In the view of the three leaders, all political parties and candidates must be given a fair opportunity to campaign and send their messages to the electorate for them to make informed choices.

Impartial referee
The statement said the parties had expected that under normal circumstances the EC would be a fair and impartial referee whose only interest would be to comply with the provisions of CI 94 to ensure certainty and predictability in the processes leading up to the elections.
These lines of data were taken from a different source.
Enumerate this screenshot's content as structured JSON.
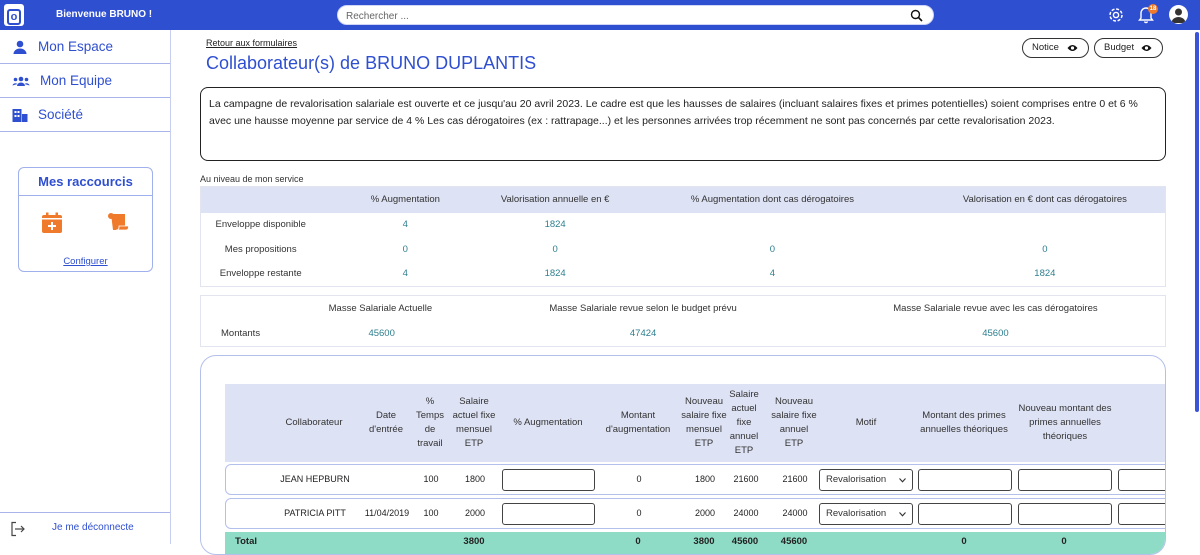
{
  "topbar": {
    "logo_letter": "o",
    "welcome": "Bienvenue BRUNO !",
    "search_placeholder": "Rechercher ...",
    "notification_count": "18"
  },
  "sidebar": {
    "items": [
      {
        "label": "Mon Espace",
        "icon": "user-icon"
      },
      {
        "label": "Mon Equipe",
        "icon": "team-icon"
      },
      {
        "label": "Société",
        "icon": "building-icon"
      }
    ],
    "shortcuts": {
      "title": "Mes raccourcis",
      "configure": "Configurer"
    },
    "logout": "Je me déconnecte"
  },
  "page": {
    "back_link": "Retour aux formulaires",
    "title": "Collaborateur(s) de BRUNO DUPLANTIS",
    "notice_label": "Notice",
    "budget_label": "Budget",
    "info": "La campagne de revalorisation salariale est ouverte et ce jusqu'au 20 avril 2023. Le cadre est que les hausses de salaires (incluant salaires fixes et primes potentielles) soient comprises entre 0 et 6 % avec une hausse moyenne par service de 4 % Les cas dérogatoires (ex : rattrapage...) et les personnes arrivées trop récemment ne sont pas concernés par cette revalorisation 2023.",
    "section_label": "Au niveau de mon service"
  },
  "service_table": {
    "headers": [
      "",
      "% Augmentation",
      "Valorisation annuelle en €",
      "% Augmentation dont cas dérogatoires",
      "Valorisation en € dont cas dérogatoires"
    ],
    "rows": [
      [
        "Enveloppe disponible",
        "4",
        "1824",
        "",
        ""
      ],
      [
        "Mes propositions",
        "0",
        "0",
        "0",
        "0"
      ],
      [
        "Enveloppe restante",
        "4",
        "1824",
        "4",
        "1824"
      ]
    ]
  },
  "masse_table": {
    "headers": [
      "",
      "Masse Salariale Actuelle",
      "Masse Salariale revue selon le budget prévu",
      "Masse Salariale revue avec les cas dérogatoires"
    ],
    "row": [
      "Montants",
      "45600",
      "47424",
      "45600"
    ]
  },
  "employees": {
    "headers": [
      "Collaborateur",
      "Date d'entrée",
      "% Temps de travail",
      "Salaire actuel fixe mensuel ETP",
      "% Augmentation",
      "Montant d'augmentation",
      "Nouveau salaire fixe mensuel ETP",
      "Salaire actuel fixe annuel ETP",
      "Nouveau salaire fixe annuel ETP",
      "Motif",
      "Montant des primes annuelles théoriques",
      "Nouveau montant des primes annuelles théoriques"
    ],
    "rows": [
      {
        "name": "JEAN HEPBURN",
        "date": "",
        "temps": "100",
        "salaire": "1800",
        "montant": "0",
        "nouveau_mensuel": "1800",
        "annuel": "21600",
        "nouveau_annuel": "21600",
        "motif": "Revalorisation"
      },
      {
        "name": "PATRICIA PITT",
        "date": "11/04/2019",
        "temps": "100",
        "salaire": "2000",
        "montant": "0",
        "nouveau_mensuel": "2000",
        "annuel": "24000",
        "nouveau_annuel": "24000",
        "motif": "Revalorisation"
      }
    ],
    "total": {
      "label": "Total",
      "salaire": "3800",
      "montant": "0",
      "nouveau_mensuel": "3800",
      "annuel": "45600",
      "nouveau_annuel": "45600",
      "primes": "0",
      "nouveau_primes": "0"
    }
  },
  "colors": {
    "brand": "#2f4fd1",
    "accent": "#f07a2b",
    "teal_values": "#2d7f8f",
    "total_row": "#8fdcc6"
  }
}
“As we speak, the EC has been inconsistent in the supply of information to the political parties on the number of voters registered for the special voting exercise. The new allegation that the Ghana Police Service is adding more names to the special list, long after the deadline passed, is disturbing, to say the least,” it said and queried which other groups of people had been allowed to add to the list after the deadline.

It said the EC had clearly disregarded the relevant portions of CI 94 (Regulation 23) to have entertained the latest application from the Ghana Police Service.

“If the rules of the game can be twisted and turned by the referee as and when it pleases, can we then say that the elections will be free and fair when the parties do not know what illegal steps will be taken in the process leading up to the elections?“ it pointed out.

It further stated that some of their parliamentary candidates had been disqualified without due process and were also aware that the EC chair had announced the intention to recount the ballots depending on some circumstances which were not backed by law.

Another tool

“We believe this is another tool to be deployed in favour of a particular candidate if the results do not go in his favour. This attempt to change the results through a purported recounting is a recipe for chaos and civil disobedience,’’ the statement said.

It said the elections had witnessed the clearest ever abuse of incumbency on the part of the NDC and the use of state security agencies and party thugs to intimidate opponents and added that a free and fair election environment would require an atmosphere of fairness in the application of the EC's laws on political party funding.

It said the EC had gone to sleep and allowed the NDC to use state funds to buy votes without questioning it. More so, the state security apparatus had been used to harass and intimidate opponents of the ruling government.

It said the three parties had shown resilience in the face of those problems and demonstrated leadership in controlling their supporters to do their best possible to participate in the process of a semblance of an election.

But, more importantly, it placed on record the need for civil society, the National Peace Council, the Coalition of Domestic Election Observers (CODEO) and the international community to take steps to reverse those disturbing trends, so that there could be proper free and fair elections in the future, since free and fair elections on December 7, 2016 had escaped us.

Quick read

The Progressive People’s Party (PPP), the People’s National Convention (PNC) and the National Democratic Party (NDP) have cast doubts over the possibility that the December 7, 2016 elections will be free and fair.